Hey Bloggers! I managed to finish some of my work (YAY!) so I am a bit more relaxed. Anyway I just started reading "A Small Place" by Jamaica Kincaid. I finished the first part of the book ( the book isn't really that long).
In this part of the book Kincaid focuses on the tourists that visit Antigua. She basically says (and emphasizes, A LOT) that tourists are disgusting, ugly people because they are unaware of the reality that surrounds them. They find everything amusing and don't try to look beyond it's amusing perplexity. One example of this, is when she mentions that the water appears to be beautiful but that tourists are unaware that Antigua has no proper sewage system so that the water may have the waste that they just produced. She talks about the emptiness tourists feel where they're originally from. Tourists feel unwanted and despised by locals, often saying "They don't like me!" and yet they continue.

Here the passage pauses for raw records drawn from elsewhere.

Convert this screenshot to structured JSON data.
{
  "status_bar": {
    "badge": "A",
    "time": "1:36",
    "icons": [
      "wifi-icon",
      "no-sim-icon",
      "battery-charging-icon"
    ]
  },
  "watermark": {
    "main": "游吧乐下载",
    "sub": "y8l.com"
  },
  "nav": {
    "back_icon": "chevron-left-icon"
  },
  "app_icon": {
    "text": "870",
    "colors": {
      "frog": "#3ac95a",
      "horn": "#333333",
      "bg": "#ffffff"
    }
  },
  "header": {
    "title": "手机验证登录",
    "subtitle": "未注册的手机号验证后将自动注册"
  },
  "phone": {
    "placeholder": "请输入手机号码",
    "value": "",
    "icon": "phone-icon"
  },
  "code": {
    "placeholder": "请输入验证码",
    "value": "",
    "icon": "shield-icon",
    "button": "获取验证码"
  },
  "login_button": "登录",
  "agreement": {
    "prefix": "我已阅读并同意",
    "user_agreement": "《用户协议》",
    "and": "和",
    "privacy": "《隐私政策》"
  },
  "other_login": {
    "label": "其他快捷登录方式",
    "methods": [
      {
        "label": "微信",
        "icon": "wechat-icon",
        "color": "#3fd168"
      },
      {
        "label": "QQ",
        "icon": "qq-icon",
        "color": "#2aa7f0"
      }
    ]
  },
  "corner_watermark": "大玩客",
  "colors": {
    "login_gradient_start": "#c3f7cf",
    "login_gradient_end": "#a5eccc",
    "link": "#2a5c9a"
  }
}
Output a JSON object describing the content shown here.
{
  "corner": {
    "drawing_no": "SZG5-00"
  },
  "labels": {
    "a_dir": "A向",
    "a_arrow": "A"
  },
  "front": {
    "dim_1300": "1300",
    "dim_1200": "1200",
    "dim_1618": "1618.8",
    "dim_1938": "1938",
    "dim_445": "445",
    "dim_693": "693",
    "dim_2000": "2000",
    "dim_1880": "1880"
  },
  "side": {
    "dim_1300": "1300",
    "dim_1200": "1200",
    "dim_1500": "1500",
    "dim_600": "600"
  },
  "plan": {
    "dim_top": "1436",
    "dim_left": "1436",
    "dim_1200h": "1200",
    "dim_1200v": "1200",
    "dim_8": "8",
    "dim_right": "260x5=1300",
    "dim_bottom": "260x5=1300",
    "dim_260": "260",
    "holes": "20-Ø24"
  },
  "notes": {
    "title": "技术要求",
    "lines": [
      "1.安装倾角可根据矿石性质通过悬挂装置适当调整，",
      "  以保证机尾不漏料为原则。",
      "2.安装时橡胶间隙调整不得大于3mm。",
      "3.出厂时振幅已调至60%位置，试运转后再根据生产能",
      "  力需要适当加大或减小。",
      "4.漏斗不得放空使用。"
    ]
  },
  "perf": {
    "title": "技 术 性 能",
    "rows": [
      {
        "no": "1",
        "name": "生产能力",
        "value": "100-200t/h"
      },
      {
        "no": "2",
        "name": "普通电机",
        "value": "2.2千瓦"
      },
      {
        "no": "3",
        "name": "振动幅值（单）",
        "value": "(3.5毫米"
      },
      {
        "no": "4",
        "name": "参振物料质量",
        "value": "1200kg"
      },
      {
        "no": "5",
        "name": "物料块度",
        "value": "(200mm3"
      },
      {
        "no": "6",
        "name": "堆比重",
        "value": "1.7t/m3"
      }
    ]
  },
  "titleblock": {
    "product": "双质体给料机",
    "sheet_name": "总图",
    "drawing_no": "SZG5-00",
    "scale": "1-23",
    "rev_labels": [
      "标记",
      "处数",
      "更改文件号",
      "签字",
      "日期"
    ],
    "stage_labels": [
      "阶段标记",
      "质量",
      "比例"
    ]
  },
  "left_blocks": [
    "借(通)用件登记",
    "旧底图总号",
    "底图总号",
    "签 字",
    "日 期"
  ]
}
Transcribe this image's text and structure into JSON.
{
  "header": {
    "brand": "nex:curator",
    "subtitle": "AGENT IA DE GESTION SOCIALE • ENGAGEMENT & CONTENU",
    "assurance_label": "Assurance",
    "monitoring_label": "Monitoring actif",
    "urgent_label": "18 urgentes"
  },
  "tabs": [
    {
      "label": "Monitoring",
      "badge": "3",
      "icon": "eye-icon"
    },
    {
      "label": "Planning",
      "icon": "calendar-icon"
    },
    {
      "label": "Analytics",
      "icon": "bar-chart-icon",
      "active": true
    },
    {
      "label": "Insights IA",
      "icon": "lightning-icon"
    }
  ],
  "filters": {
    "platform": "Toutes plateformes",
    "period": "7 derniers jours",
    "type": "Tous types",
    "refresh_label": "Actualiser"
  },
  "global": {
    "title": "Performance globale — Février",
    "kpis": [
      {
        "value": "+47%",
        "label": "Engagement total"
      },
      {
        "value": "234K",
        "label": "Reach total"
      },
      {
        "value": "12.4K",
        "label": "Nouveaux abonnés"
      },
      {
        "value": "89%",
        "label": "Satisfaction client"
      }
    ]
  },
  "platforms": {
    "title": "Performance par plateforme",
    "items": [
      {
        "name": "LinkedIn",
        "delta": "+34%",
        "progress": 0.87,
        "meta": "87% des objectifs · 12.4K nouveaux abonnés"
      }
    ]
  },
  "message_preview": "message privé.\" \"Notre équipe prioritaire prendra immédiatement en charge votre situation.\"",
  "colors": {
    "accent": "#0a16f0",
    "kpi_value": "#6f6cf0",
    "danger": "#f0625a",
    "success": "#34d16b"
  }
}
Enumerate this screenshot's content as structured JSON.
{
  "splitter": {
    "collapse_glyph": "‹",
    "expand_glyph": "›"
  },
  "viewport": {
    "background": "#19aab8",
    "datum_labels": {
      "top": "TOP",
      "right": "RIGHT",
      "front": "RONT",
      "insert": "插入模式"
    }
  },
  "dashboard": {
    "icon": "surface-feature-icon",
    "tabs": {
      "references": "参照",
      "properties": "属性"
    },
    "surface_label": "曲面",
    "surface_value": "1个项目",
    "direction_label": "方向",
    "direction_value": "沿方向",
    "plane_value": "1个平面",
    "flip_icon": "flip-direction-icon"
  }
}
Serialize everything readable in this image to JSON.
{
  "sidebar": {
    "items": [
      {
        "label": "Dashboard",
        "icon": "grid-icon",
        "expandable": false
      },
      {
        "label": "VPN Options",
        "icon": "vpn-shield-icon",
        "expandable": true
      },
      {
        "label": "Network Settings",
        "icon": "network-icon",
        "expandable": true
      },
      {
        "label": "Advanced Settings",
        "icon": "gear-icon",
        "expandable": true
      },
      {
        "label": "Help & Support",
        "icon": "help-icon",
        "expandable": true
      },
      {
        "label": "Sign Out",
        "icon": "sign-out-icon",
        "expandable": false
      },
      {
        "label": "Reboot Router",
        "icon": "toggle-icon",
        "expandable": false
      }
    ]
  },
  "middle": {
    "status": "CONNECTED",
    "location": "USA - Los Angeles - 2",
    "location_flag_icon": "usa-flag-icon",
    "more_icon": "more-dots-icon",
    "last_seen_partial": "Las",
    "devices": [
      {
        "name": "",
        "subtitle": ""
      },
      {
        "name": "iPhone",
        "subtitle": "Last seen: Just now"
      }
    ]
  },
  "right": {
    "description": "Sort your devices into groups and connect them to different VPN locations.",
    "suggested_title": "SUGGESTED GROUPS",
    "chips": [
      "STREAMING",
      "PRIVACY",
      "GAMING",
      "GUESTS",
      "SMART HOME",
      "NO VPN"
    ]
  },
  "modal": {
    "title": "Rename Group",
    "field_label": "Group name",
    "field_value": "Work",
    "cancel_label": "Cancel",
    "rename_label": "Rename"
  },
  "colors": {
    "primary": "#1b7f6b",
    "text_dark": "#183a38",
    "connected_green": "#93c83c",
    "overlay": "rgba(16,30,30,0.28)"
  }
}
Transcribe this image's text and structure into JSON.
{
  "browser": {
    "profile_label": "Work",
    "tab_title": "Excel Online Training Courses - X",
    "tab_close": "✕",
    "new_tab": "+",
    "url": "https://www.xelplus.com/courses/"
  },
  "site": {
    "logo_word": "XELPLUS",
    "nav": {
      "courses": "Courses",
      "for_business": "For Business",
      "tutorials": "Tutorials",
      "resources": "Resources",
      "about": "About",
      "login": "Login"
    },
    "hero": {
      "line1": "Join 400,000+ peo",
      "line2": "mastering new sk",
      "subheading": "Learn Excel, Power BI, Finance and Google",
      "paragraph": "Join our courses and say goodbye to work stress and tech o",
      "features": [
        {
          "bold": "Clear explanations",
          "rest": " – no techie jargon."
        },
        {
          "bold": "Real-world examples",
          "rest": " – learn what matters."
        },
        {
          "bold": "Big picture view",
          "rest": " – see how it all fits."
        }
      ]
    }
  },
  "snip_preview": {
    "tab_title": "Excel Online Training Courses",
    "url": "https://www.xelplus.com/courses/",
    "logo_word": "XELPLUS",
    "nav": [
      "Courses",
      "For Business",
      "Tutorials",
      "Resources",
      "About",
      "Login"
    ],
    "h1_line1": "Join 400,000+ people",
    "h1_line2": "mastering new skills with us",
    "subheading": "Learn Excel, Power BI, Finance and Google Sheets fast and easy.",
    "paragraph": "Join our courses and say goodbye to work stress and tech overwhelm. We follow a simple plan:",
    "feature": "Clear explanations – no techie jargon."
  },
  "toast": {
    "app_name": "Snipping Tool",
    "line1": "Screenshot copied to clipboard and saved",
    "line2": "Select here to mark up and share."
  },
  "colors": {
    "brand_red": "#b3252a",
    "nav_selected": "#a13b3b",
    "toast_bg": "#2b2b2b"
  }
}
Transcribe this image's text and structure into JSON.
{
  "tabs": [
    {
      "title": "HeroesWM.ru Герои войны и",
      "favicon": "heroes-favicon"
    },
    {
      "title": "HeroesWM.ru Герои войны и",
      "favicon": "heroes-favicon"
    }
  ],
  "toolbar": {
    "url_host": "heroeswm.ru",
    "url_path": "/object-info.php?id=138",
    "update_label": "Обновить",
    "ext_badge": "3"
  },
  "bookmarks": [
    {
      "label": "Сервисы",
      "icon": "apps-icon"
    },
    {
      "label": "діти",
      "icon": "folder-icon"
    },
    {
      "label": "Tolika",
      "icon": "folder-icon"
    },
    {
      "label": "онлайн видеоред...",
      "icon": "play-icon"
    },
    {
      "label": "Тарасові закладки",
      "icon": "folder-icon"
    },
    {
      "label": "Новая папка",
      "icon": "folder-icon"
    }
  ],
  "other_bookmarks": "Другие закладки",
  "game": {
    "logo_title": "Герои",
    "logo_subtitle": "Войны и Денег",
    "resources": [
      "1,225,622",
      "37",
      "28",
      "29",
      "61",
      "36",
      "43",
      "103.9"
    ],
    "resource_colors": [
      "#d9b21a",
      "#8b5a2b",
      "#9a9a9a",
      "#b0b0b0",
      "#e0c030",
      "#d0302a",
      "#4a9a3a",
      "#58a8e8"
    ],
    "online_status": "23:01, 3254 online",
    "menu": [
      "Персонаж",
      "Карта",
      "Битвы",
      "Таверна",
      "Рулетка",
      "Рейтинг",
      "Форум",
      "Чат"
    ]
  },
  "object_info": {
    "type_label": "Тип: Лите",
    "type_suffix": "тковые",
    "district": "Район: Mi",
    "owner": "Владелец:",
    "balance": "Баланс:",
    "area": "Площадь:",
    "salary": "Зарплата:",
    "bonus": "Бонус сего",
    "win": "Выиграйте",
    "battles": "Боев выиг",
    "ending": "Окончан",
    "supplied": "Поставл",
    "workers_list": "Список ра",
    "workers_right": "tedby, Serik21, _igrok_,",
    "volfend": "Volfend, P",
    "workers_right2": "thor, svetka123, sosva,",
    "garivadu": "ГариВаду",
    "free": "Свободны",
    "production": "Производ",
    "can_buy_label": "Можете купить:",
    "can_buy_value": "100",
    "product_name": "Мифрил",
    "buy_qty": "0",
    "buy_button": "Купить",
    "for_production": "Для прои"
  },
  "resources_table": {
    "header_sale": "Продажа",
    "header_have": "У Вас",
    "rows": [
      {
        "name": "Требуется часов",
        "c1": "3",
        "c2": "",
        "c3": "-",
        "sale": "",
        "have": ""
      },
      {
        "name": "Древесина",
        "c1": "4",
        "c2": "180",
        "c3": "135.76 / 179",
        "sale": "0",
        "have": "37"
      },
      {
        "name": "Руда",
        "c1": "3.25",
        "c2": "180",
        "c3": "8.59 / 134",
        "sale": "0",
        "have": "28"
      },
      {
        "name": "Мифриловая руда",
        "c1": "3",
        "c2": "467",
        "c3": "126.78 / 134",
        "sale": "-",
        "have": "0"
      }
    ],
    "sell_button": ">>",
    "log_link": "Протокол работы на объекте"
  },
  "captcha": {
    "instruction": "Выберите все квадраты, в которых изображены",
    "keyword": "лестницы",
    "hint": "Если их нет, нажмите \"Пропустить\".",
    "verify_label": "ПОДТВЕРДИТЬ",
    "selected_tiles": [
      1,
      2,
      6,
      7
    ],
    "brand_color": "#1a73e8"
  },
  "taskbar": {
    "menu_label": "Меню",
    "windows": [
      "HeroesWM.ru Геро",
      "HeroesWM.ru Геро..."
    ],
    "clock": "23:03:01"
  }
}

When I read this chapter I immediately noticed the sarcasm in which Kincaid described the tourists and their experiences. I have to admit that her tone actually irritated me a bit, she looks at the tourists very despectively. The fact that she kept emphatising "YOU the tourist" and "YOU this" or "YOU that" made me feel like she was talking to me. I actually agree with most of the things she says, tourists rarely wonder how they receive most of the perks and services they get. A lot of them are through exploitation of locals or other forms of cheap labor. Natural resources in these small islands are very precious and tourism often exploits them which in turn harms the island as a whole.